In this embodiment, the motor control system includes a controller 302, a voltage conversion device 304, and a processor 306. The motor control system 300 operates as shown in fig. 5, wherein the controller 302 outputs a voltage signal of 0V to 10V, the voltage conversion device 304 serves as an adapter board to isolate the front and rear ends, receives the voltage signal of 0V to 10V, and outputs a PWM (pulse width modulation) signal, and the processor 306 (i.e., the main MCU) outputs a motor driving signal according to the PWM signal to perform motor driving control. The embodiment of the invention can solve the problem that the compatibility of the 0V-10V motor controller and the conventional motor is insufficient, and ensure the universality of control.

After the processor 306 detects the signal of the controller 302, it outputs a motor control signal to control the motor, and drives the motor by dividing different gears according to the detected signal.
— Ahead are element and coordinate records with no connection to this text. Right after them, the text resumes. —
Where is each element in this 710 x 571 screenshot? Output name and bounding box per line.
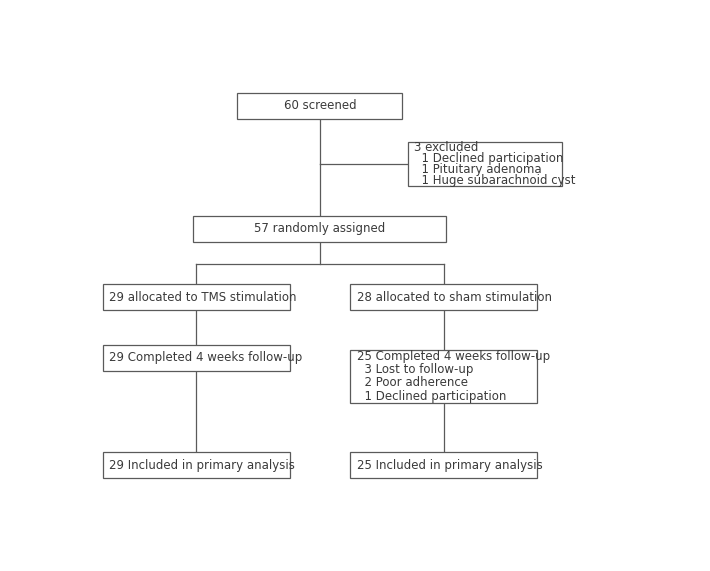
- FancyBboxPatch shape: [350, 350, 537, 403]
- FancyBboxPatch shape: [102, 284, 290, 310]
- FancyBboxPatch shape: [350, 284, 537, 310]
- FancyBboxPatch shape: [102, 345, 290, 371]
- Text: 25 Included in primary analysis: 25 Included in primary analysis: [356, 459, 542, 472]
- FancyBboxPatch shape: [193, 216, 447, 242]
- Text: 60 screened: 60 screened: [283, 99, 356, 112]
- Text: 2 Poor adherence: 2 Poor adherence: [356, 376, 468, 389]
- Text: 29 Included in primary analysis: 29 Included in primary analysis: [109, 459, 295, 472]
- FancyBboxPatch shape: [102, 452, 290, 478]
- FancyBboxPatch shape: [408, 142, 562, 186]
- Text: 3 excluded: 3 excluded: [415, 142, 479, 154]
- Text: 1 Pituitary adenoma: 1 Pituitary adenoma: [415, 163, 542, 176]
- Text: 29 allocated to TMS stimulation: 29 allocated to TMS stimulation: [109, 291, 297, 304]
- Text: 29 Completed 4 weeks follow-up: 29 Completed 4 weeks follow-up: [109, 351, 302, 364]
- Text: 1 Huge subarachnoid cyst: 1 Huge subarachnoid cyst: [415, 174, 576, 187]
- Text: 25 Completed 4 weeks follow-up: 25 Completed 4 weeks follow-up: [356, 350, 550, 363]
- Text: 1 Declined participation: 1 Declined participation: [415, 152, 564, 166]
- Text: 1 Declined participation: 1 Declined participation: [356, 389, 506, 403]
- FancyBboxPatch shape: [350, 452, 537, 478]
- Text: 57 randomly assigned: 57 randomly assigned: [254, 223, 386, 235]
- Text: 3 Lost to follow-up: 3 Lost to follow-up: [356, 363, 473, 376]
- Text: 28 allocated to sham stimulation: 28 allocated to sham stimulation: [356, 291, 552, 304]
- FancyBboxPatch shape: [237, 93, 403, 119]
For example, the wind level is divided into 7 gears, and the output voltage of the controller 302 and the output windshield controlled by the processor 306 correspond to each other as shown in table 1.

TABLE 1

Fig. 6 shows a circuit diagram of a motor control system of a second embodiment of the present invention. Wherein, this motor control system includes:

the controller 402 outputs 0V to 10V signal inputs.
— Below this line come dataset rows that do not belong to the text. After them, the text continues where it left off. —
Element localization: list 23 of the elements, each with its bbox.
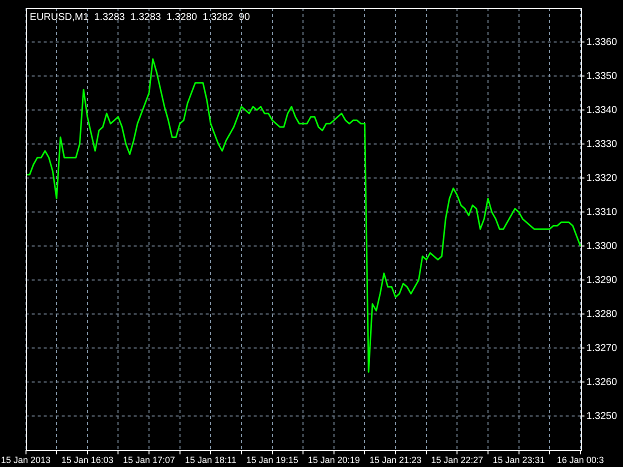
- y-tick-label: 1.3340: [586, 104, 618, 116]
- x-tick-label: 15 Jan 20:19: [308, 455, 360, 466]
- x-tick-label: 15 Jan 21:23: [370, 455, 422, 466]
- chart-title: EURUSD,M1 1.3283 1.3283 1.3280 1.3282 90: [30, 12, 250, 23]
- x-tick-label: 16 Jan 00:3: [556, 455, 604, 466]
- y-tick-label: 1.3270: [586, 342, 618, 354]
- y-tick-label: 1.3320: [586, 172, 618, 184]
- x-tick-label: 15 Jan 2013: [1, 455, 51, 466]
- y-tick-label: 1.3360: [586, 36, 618, 48]
- y-tick-label: 1.3310: [586, 206, 618, 218]
- y-tick-label: 1.3330: [586, 138, 618, 150]
- y-tick-label: 1.3350: [586, 70, 618, 82]
- x-tick-label: 15 Jan 22:27: [431, 455, 484, 466]
- y-tick-label: 1.3260: [586, 376, 618, 388]
- x-tick-label: 15 Jan 17:07: [123, 455, 176, 466]
- y-tick-label: 1.3300: [586, 240, 618, 252]
- x-tick-label: 15 Jan 18:11: [184, 455, 236, 466]
- x-tick-label: 15 Jan 23:31: [492, 455, 545, 466]
- y-tick-label: 1.3290: [586, 274, 618, 286]
- y-tick-label: 1.3280: [586, 308, 618, 320]
- x-tick-label: 15 Jan 19:15: [246, 455, 298, 466]
- x-tick-label: 15 Jan 16:03: [61, 455, 114, 466]
- y-tick-label: 1.3250: [586, 410, 618, 422]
The voltage conversion device 404, components included in the voltage conversion device 404, and connection relationships of the components are shown in fig. 2, which is not described again, and the voltage conversion device 404 converts the 0V to 10V signals into the PWM signals.

And a processor 406 for outputting a motor driving signal according to the PWM signal.
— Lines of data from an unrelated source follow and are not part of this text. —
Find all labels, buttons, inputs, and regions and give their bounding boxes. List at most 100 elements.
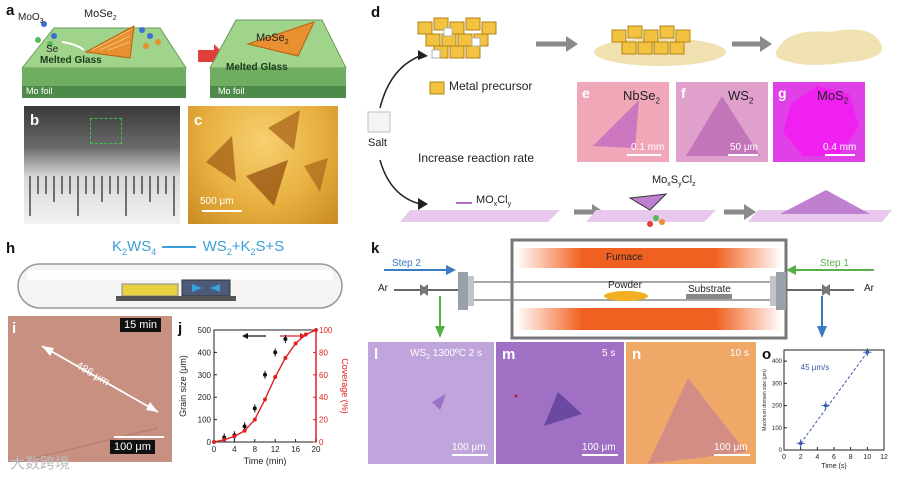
coverage-point <box>232 434 237 439</box>
mosycl-label: MoxSyClz <box>652 174 696 189</box>
scale-text-g: 0.4 mm <box>823 142 857 153</box>
plot-frame <box>213 329 317 443</box>
domain-size-chart: 0 2 4 6 8 10 12 0 100 200 300 400 Time (s) Maximum do… <box>762 348 888 470</box>
title-l: WS2 1300ºC 2 s <box>410 348 483 361</box>
flakes <box>206 110 328 206</box>
y-tick-label: 500 <box>198 326 212 335</box>
panel-d-schematic <box>367 17 892 227</box>
ar-right-label: Ar <box>864 283 874 294</box>
y-tick-label: 400 <box>198 348 212 357</box>
y-axis-label: Grain size (μm) <box>178 355 188 417</box>
panel-letter-j: j <box>178 320 183 337</box>
time-badge-i: 15 min <box>120 318 162 332</box>
small-triangle <box>432 394 446 410</box>
y-tick-label: 200 <box>198 393 212 402</box>
nbse2-flake <box>593 100 639 148</box>
scale-bar-g <box>825 154 855 156</box>
coverage-point <box>222 437 227 442</box>
x-tick-label: 12 <box>271 445 280 454</box>
coverage-point <box>273 375 278 380</box>
scale-bar-n <box>714 454 750 456</box>
watermark: 大数跨境 <box>10 455 71 472</box>
nbse2-label: NbSe2 <box>623 88 660 106</box>
grain-size-coverage-chart: 0 4 8 12 16 200100200300400500020406080100Tim… <box>178 326 348 466</box>
inset-box <box>90 118 122 144</box>
y2-axis-label: Coverage (%) <box>340 358 348 414</box>
scale-bar-i <box>114 436 164 438</box>
mose2-label-right: MoSe2 <box>256 32 289 47</box>
panel-letter-h: h <box>6 240 16 257</box>
coverage-point <box>303 332 308 337</box>
ruler-ticks <box>29 176 175 216</box>
scale-bar-m <box>582 454 618 456</box>
x-tick-label: 4 <box>232 445 237 454</box>
increase-rate-label: Increase reaction rate <box>418 151 535 165</box>
mos2-flake <box>783 86 859 156</box>
substrate-label: Substrate <box>688 284 731 295</box>
series-line-coverage <box>213 329 317 443</box>
fit-line <box>800 351 868 444</box>
panel-letter-c: c <box>194 112 203 129</box>
ws2-label: WS2 <box>728 88 754 106</box>
mo-foil-left: Mo foil <box>26 86 53 96</box>
moxcly-label: MOxCly <box>476 194 512 209</box>
salt-label: Salt <box>368 137 387 149</box>
melted-glass-left: Melted Glass <box>40 55 102 66</box>
x-tick-label: 4 <box>815 454 819 461</box>
time-m: 5 s <box>602 348 616 359</box>
slope-annotation: 45 μm/s <box>801 363 830 372</box>
data-point <box>798 441 803 446</box>
left-axis-indicator-head <box>242 333 248 339</box>
reaction-equation: K2WS4 WS2+K2S+S <box>112 238 285 257</box>
x-tick-label: 8 <box>849 454 853 461</box>
panel-letter-f: f <box>681 85 686 101</box>
scale-bar-e <box>627 154 661 156</box>
panel-c-image: 500 μm <box>188 106 338 224</box>
x-axis-label: Time (s) <box>821 463 846 470</box>
scale-label-i: 100 μm <box>110 440 155 454</box>
powder-label: Powder <box>608 280 642 291</box>
x-tick-label: 8 <box>253 445 258 454</box>
panel-letter-o: o <box>762 346 772 363</box>
y2-tick-label: 60 <box>319 371 328 380</box>
medium-triangle <box>514 392 582 426</box>
scale-bar-c <box>202 210 242 212</box>
step2-label: Step 2 <box>392 258 421 269</box>
plot-frame <box>783 349 885 451</box>
scale-text-n: 100 μm <box>714 442 748 453</box>
y-tick-label: 400 <box>772 359 783 365</box>
step1-label: Step 1 <box>820 258 849 269</box>
panel-letter-b: b <box>30 112 40 129</box>
y2-tick-label: 40 <box>319 393 328 402</box>
scale-text-f: 50 μm <box>730 142 758 153</box>
y2-tick-label: 80 <box>319 348 328 357</box>
melted-glass-right: Melted Glass <box>226 62 288 73</box>
panel-g-image: g MoS2 0.4 mm <box>773 82 865 162</box>
scale-text-l: 100 μm <box>452 442 486 453</box>
y-tick-label: 300 <box>772 381 783 387</box>
y2-tick-label: 0 <box>319 438 324 447</box>
coverage-point <box>263 397 267 402</box>
y2-tick-label: 20 <box>319 416 328 425</box>
y-tick-label: 100 <box>198 416 212 425</box>
y2-tick-label: 100 <box>319 326 333 335</box>
large-flake <box>17 345 159 462</box>
mo-foil-right: Mo foil <box>218 86 245 96</box>
reaction-arrow <box>162 246 197 249</box>
ws2-flake <box>686 96 760 156</box>
scale-bar-l <box>452 454 488 456</box>
large-triangle <box>648 378 746 464</box>
coverage-point <box>314 328 318 332</box>
se-label: Se <box>46 44 59 55</box>
panel-letter-e: e <box>582 85 590 101</box>
x-tick-label: 0 <box>212 445 217 454</box>
tube-schematic <box>17 263 343 309</box>
x-tick-label: 12 <box>880 454 888 461</box>
metal-precursor-label: Metal precursor <box>449 79 533 93</box>
coverage-point <box>283 356 288 360</box>
mose2-label-left: MoSe2 <box>84 8 117 23</box>
x-tick-label: 10 <box>863 454 871 461</box>
data-point <box>865 350 870 355</box>
y-tick-label: 0 <box>207 438 212 447</box>
coverage-point <box>242 428 247 433</box>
The motor 408 operates according to the motor drive signal.

The embodiment of the invention can enhance the control universality of the motor and solve the problems of various controllers, various motors and mutual mismatching in the market. After the compatibility is increased, the market can purchase the controller at will, and can select a more generalized and lower-cost scheme, thereby reducing the system scheme cost and the after-sale cost.

An embodiment of a third aspect of the present invention provides an air conditioner, including: a voltage conversion device as in any of the above embodiments; or a motor control system as in any of the embodiments described above.

In this embodiment, the air conditioner includes the voltage conversion device according to any one of the above-described embodiments, or the motor control system according to any one of the above-described embodiments, and thus all advantageous technical effects of the voltage conversion device or the motor control system can be achieved.

In the description herein, the terms "first" and "second" are used for descriptive purposes only and are not to be construed as indicating or implying relative importance unless explicitly stated or limited otherwise; the terms "connected," "mounted," "secured," and the like are to be construed broadly and include, for example, fixed connections, removable connections, or integral connections; may be directly connected or indirectly connected through an intermediate. The specific meanings of the above terms in the present invention can be understood by those skilled in the art according to specific situations.

In the description herein, the description of the terms "one embodiment," "some embodiments," "specific embodiments," etc., means that a particular feature, structure, material, or characteristic described in connection with the embodiment or example is included in at least one embodiment or example of the invention. In this specification, the schematic representations of the terms used above do not necessarily refer to the same embodiment or example. Furthermore, the particular features, structures, materials, or characteristics described may be combined in any suitable manner in any one or more embodiments or examples.

The above description is only a preferred embodiment of the present invention and is not intended to limit the present invention, and various modifications and changes may be made by those skilled in the art. Any modification, equivalent replacement, or improvement made within the spirit and principle of the present invention should be included in the protection scope of the present invention.